Professor David F. Levi
David F. Levi

Levi is the Levi Family Professor of Law and Judicial Studies and Director of the Bolch Judicial Institute. He was previously the James B. Duke and Benjamin N. Duke Dean of Duke Law School. He served as dean for 11 years from 2007 to 2018. Prior to his appointment at Duke, Levi was the Chief United States District Judge for the Eastern District of California with chambers in Sacramento. He was appointed to the district court in 1990. From 1986 to 1990 he was the United States Attorney for the Eastern District of California. Following graduation from Stanford Law School in 1980, Levi served as a law clerk to Judge Ben C. Duniway of the U.S. Court of Appeals for the Ninth Circuit, and then to Justice Lewis F. Powell, Jr., of the U.S. Supreme Court. Levi has served as member and chair of two U.S. Judicial Conference committees — the Advisory Committee on the Civil Rules and the Standing Committee on the Rules of Practice and Procedure.
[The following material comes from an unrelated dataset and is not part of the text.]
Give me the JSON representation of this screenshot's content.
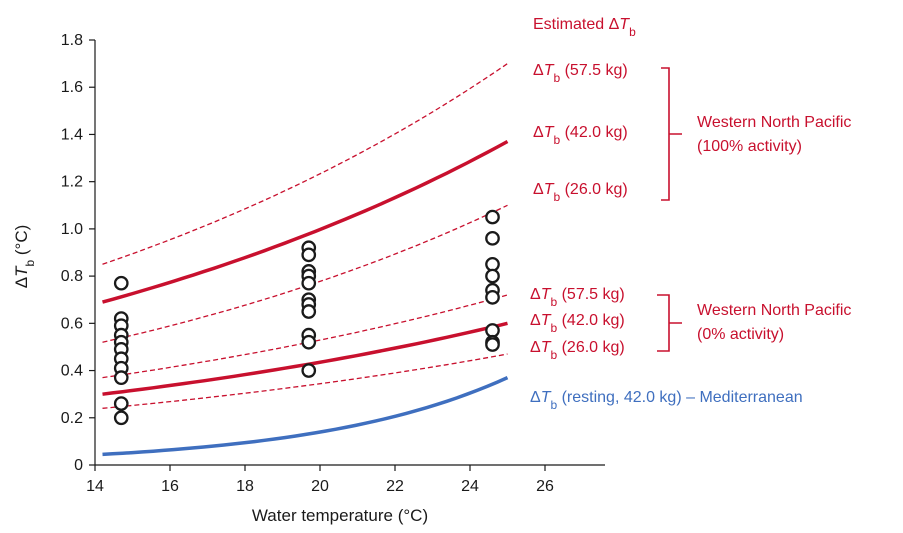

He was chair of the American Bar Association’s Standing Committee on the American Judicial System (2014-2016). He is an elected fellow of the American Academy of Arts and Sciences. He is the author or co-author of several books, articles, and published speeches mostly on the judiciary, judicial independence, and judicial decision-making. He is president of the American Law Institute.